Eine Immobilienblase sieht das Beratungsunternehmen in Deutschland nicht. „Wir haben immer noch keinen Bauboom“, sagte Scheunemann und der sei immer ein Kennzeichen einer Blase. Auch ein anderes Kriterium werde nicht erfüllt: „Die Verbindlichkeiten der privaten Haushalte in Deutschland sind deutlich rückläufig.“ Der deutsche Immobilienmarkt bewege sich auf einem stabilen Fundament, sagte der JLL-Mann weiter: Bei den Büroflächen sei die niedrigste Leerstandquote seit 2002 festgestellt worden (5,9 Prozent), gleichzeitig gebe es hier ein Umsatzvolumen auf Rekordniveau und der Teilmarkt lasse sich damit durch steigende Mieten infolge hoher Nachfragen charakterisieren.

Im Einzelhandel sei insgesamt eine Konsolidierung der Mieten auf hohem Niveau zu konstatieren.
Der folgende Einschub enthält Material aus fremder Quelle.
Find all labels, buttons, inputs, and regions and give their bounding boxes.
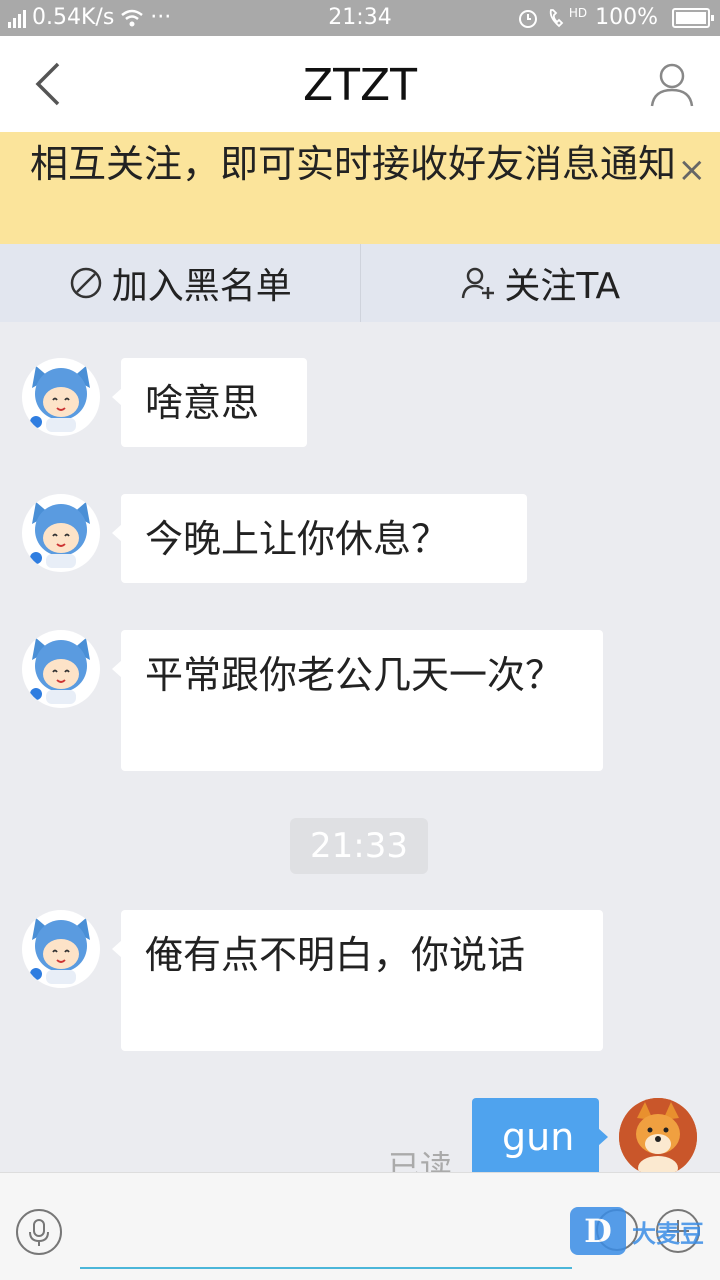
input-bar: D 大麦豆 <box>0 1172 720 1280</box>
battery-percent: 100% <box>595 5 658 30</box>
fox-avatar-icon <box>30 502 90 568</box>
status-bar: 0.54K/s ··· 21:34 HD 100% <box>0 0 720 36</box>
my-avatar[interactable] <box>619 1098 697 1176</box>
profile-icon[interactable] <box>648 60 696 108</box>
back-arrow-icon[interactable] <box>28 58 76 110</box>
blacklist-button[interactable]: 加入黑名单 <box>0 244 360 322</box>
watermark-logo: D <box>570 1207 626 1255</box>
call-hd-icon <box>549 8 564 27</box>
my-message-bubble[interactable]: gun <box>472 1098 608 1178</box>
message-text: 今晚上让你休息？ <box>145 517 450 561</box>
mic-glyph-icon <box>29 1219 49 1246</box>
message-text: 啥意思 <box>145 381 260 425</box>
message-input[interactable] <box>80 1197 572 1269</box>
battery-icon <box>672 7 714 28</box>
time-divider: 21:33 <box>290 818 428 874</box>
watermark: D 大麦豆 <box>570 1205 718 1257</box>
contact-avatar[interactable] <box>22 910 100 988</box>
follow-notice: 相互关注，即可实时接收好友消息通知 × <box>0 132 720 244</box>
message-bubble[interactable]: 平常跟你老公几天一次？ <box>112 630 603 771</box>
follow-button[interactable]: 关注TA <box>359 244 720 322</box>
action-bar: 加入黑名单 关注TA <box>0 244 720 322</box>
chat-header: ZTZT <box>0 36 720 132</box>
follow-label: 关注TA <box>504 266 621 307</box>
contact-avatar[interactable] <box>22 494 100 572</box>
message-bubble[interactable]: 啥意思 <box>112 358 307 447</box>
add-user-icon <box>462 267 495 299</box>
fox-avatar-icon <box>30 366 90 432</box>
contact-avatar[interactable] <box>22 630 100 708</box>
watermark-text: 大麦豆 <box>632 1219 704 1248</box>
close-icon[interactable]: × <box>678 150 707 190</box>
hd-label: HD <box>568 5 588 20</box>
status-right: HD 100% <box>517 5 714 30</box>
message-bubble[interactable]: 俺有点不明白，你说话 <box>112 910 603 1051</box>
fox-avatar-icon <box>30 638 90 704</box>
microphone-icon[interactable] <box>16 1209 62 1255</box>
contact-avatar[interactable] <box>22 358 100 436</box>
message-text: gun <box>502 1115 575 1159</box>
fox-avatar-icon <box>30 918 90 984</box>
message-text: 平常跟你老公几天一次？ <box>145 653 564 697</box>
page-title: ZTZT <box>302 60 418 111</box>
message-bubble[interactable]: 今晚上让你休息？ <box>112 494 527 583</box>
page-title-wrap: ZTZT <box>0 60 720 111</box>
block-icon <box>70 267 101 299</box>
message-text: 俺有点不明白，你说话 <box>145 933 526 977</box>
alarm-icon <box>518 9 537 28</box>
blacklist-label: 加入黑名单 <box>111 266 292 307</box>
notice-text: 相互关注，即可实时接收好友消息通知 <box>30 142 677 186</box>
dog-avatar-icon <box>619 1098 697 1176</box>
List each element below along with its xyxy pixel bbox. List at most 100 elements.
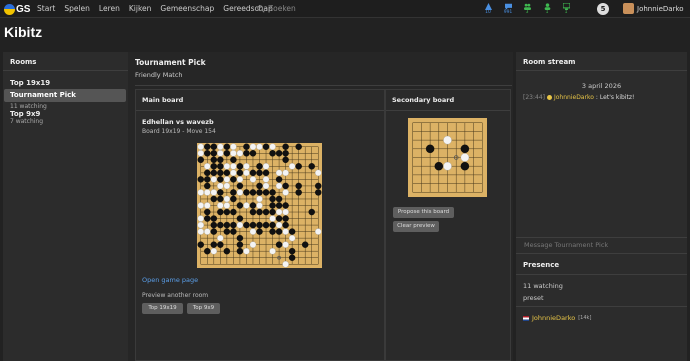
white-stone — [217, 182, 224, 190]
nav-item-community[interactable]: Gemeenschap — [160, 3, 214, 15]
divider — [516, 306, 687, 307]
presence-username: JohnnieDarko — [532, 314, 576, 322]
divider — [135, 85, 512, 86]
room-title: Tournament Pick — [135, 58, 206, 67]
black-stone — [236, 234, 244, 242]
black-stone — [269, 150, 276, 157]
preview-top19-button[interactable]: Top 19x19 — [142, 303, 183, 314]
white-stone — [315, 169, 322, 177]
white-stone — [275, 182, 283, 190]
black-stone — [249, 189, 257, 196]
open-game-link[interactable]: Open game page — [142, 276, 198, 284]
presence-count: 11 watching — [523, 282, 563, 290]
secondary-board-heading: Secondary board — [392, 96, 455, 104]
white-stone — [204, 202, 211, 209]
white-stone — [204, 228, 211, 235]
white-stone — [282, 261, 289, 268]
preview-label: Preview another room — [142, 292, 209, 299]
search-box[interactable]: Zoeken — [257, 3, 296, 15]
black-stone — [256, 208, 263, 216]
white-stone — [204, 189, 211, 196]
notification-badge[interactable]: 5 — [597, 3, 609, 15]
black-stone — [301, 241, 309, 248]
white-stone — [236, 176, 244, 183]
white-stone — [210, 189, 218, 196]
white-stone — [217, 202, 224, 209]
presence-user[interactable]: JohnnieDarko [14k] — [523, 314, 591, 322]
page-title: Kibitz — [4, 24, 43, 40]
black-stone — [230, 221, 237, 229]
black-stone — [236, 169, 244, 177]
message-input[interactable]: Message Tournament Pick — [524, 241, 608, 249]
black-stone — [197, 241, 204, 248]
white-stone — [197, 228, 204, 235]
secondary-go-board[interactable] — [408, 118, 487, 197]
room-item-top19[interactable]: Top 19x19 — [4, 79, 126, 89]
white-stone — [223, 176, 231, 183]
black-stone — [275, 202, 283, 209]
black-stone — [249, 150, 257, 157]
black-stone — [315, 189, 322, 196]
white-stone — [243, 163, 250, 170]
black-stone — [236, 202, 244, 209]
black-stone — [308, 208, 315, 216]
black-stone — [262, 189, 270, 196]
preview-top9-button[interactable]: Top 9x9 — [187, 303, 220, 314]
black-stone — [230, 176, 237, 183]
nav-item-watch[interactable]: Kijken — [129, 3, 152, 15]
room-item-tournament-pick[interactable]: Tournament Pick — [4, 89, 126, 102]
stat-person[interactable]: 1 — [540, 2, 554, 15]
nav-item-play[interactable]: Spelen — [64, 3, 90, 15]
main-go-board[interactable] — [197, 143, 322, 268]
white-stone — [269, 247, 276, 255]
propose-board-button[interactable]: Propose this board — [393, 207, 454, 218]
chat-user[interactable]: JohnnieDarko — [554, 94, 594, 101]
white-stone — [230, 169, 237, 177]
nav-item-learn[interactable]: Leren — [99, 3, 120, 15]
room-name: Tournament Pick — [10, 91, 76, 99]
black-stone — [217, 176, 224, 183]
black-stone — [230, 195, 237, 203]
white-stone — [282, 228, 289, 235]
user-menu[interactable]: JohnnieDarko — [623, 3, 684, 14]
presence-heading: Presence — [523, 261, 560, 269]
logo[interactable]: GS — [4, 2, 30, 16]
black-stone — [204, 143, 211, 150]
white-stone — [223, 195, 231, 203]
presence-rank: [14k] — [578, 315, 592, 321]
person-icon — [544, 2, 550, 10]
divider — [516, 237, 687, 238]
white-stone — [256, 202, 263, 209]
stat-monitor[interactable]: 1 — [559, 2, 573, 15]
stat-triangle[interactable]: 10 — [481, 2, 495, 15]
black-stone — [204, 247, 211, 255]
black-stone — [236, 215, 244, 222]
black-stone — [223, 208, 231, 216]
black-stone — [243, 189, 250, 196]
black-stone — [204, 150, 211, 157]
logo-text: GS — [16, 3, 31, 15]
white-stone — [460, 153, 470, 162]
black-stone — [217, 221, 224, 229]
rooms-heading: Rooms — [10, 58, 37, 66]
black-stone — [210, 163, 218, 170]
chat-time: [23:44] — [523, 94, 545, 101]
divider — [136, 110, 384, 111]
black-stone — [236, 163, 244, 170]
black-stone — [236, 182, 244, 190]
room-item-top9[interactable]: Top 9x9 7 watching — [4, 110, 126, 125]
black-stone — [262, 208, 270, 216]
black-stone — [275, 195, 283, 203]
stat-users[interactable]: 3 — [520, 2, 534, 15]
stat-count: 1 — [545, 10, 549, 15]
white-stone — [269, 143, 276, 150]
nav-item-start[interactable]: Start — [37, 3, 55, 15]
white-stone — [197, 221, 204, 229]
search-input[interactable]: Zoeken — [268, 3, 296, 15]
game-info: Board 19x19 - Move 154 — [142, 128, 216, 135]
clear-preview-button[interactable]: Clear preview — [393, 221, 439, 232]
white-stone — [256, 195, 263, 203]
black-stone — [236, 247, 244, 255]
stat-chat[interactable]: 991 — [501, 2, 515, 15]
black-stone — [210, 169, 218, 177]
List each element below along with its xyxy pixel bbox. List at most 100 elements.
Die Umsätze würden in Deutschland zulegen. Und: Der deutsche Einzelhandel bleibt für internationale Filialisten attraktiv. Mehr als 30 Labels vollzogen mit ihren Geschäften den Eintritt in den deutschen Markt.

Nach sechs Anstiegen in Folge (2010-2015) mit einem Rekordvolumen im vergangenen Jahr wird das Transaktionsvolumen auf dem deutschen Gewerbeimmobilienmarkt in diesem Jahr die 50-Milliarden-Euro wohl nicht mehr erreichen, glaubt JLL zu wissen. Zwar bleibe das historisch niedrige Zinsniveau nach wie vor eine Triebfeder für den enormen Anlagebedarf sämtlicher institutioneller Investoren. Doch sie alle eint ein Problem: Es gibt zu wenige Angebote.

Im Ausblick auf 2017 glaubt JLL, eines der weltweit größten Dienstleistungs-, Beratungs- und Investment-Management-Unternehmen im Immobilienbereich, an ein positives Szenario: Es sei mit Wirtschaftswachstum in China und in der Eurozone zu rechnen, die Zinsen blieben niedrig, die Inflation steige leicht an, die Flächennachfrage steige, die Mieten stiegen stärker und Immobilien als Investmentprodukte (Betongold) gewönnen weiter an Attraktivität – während die Renditen weiter sinken könnten.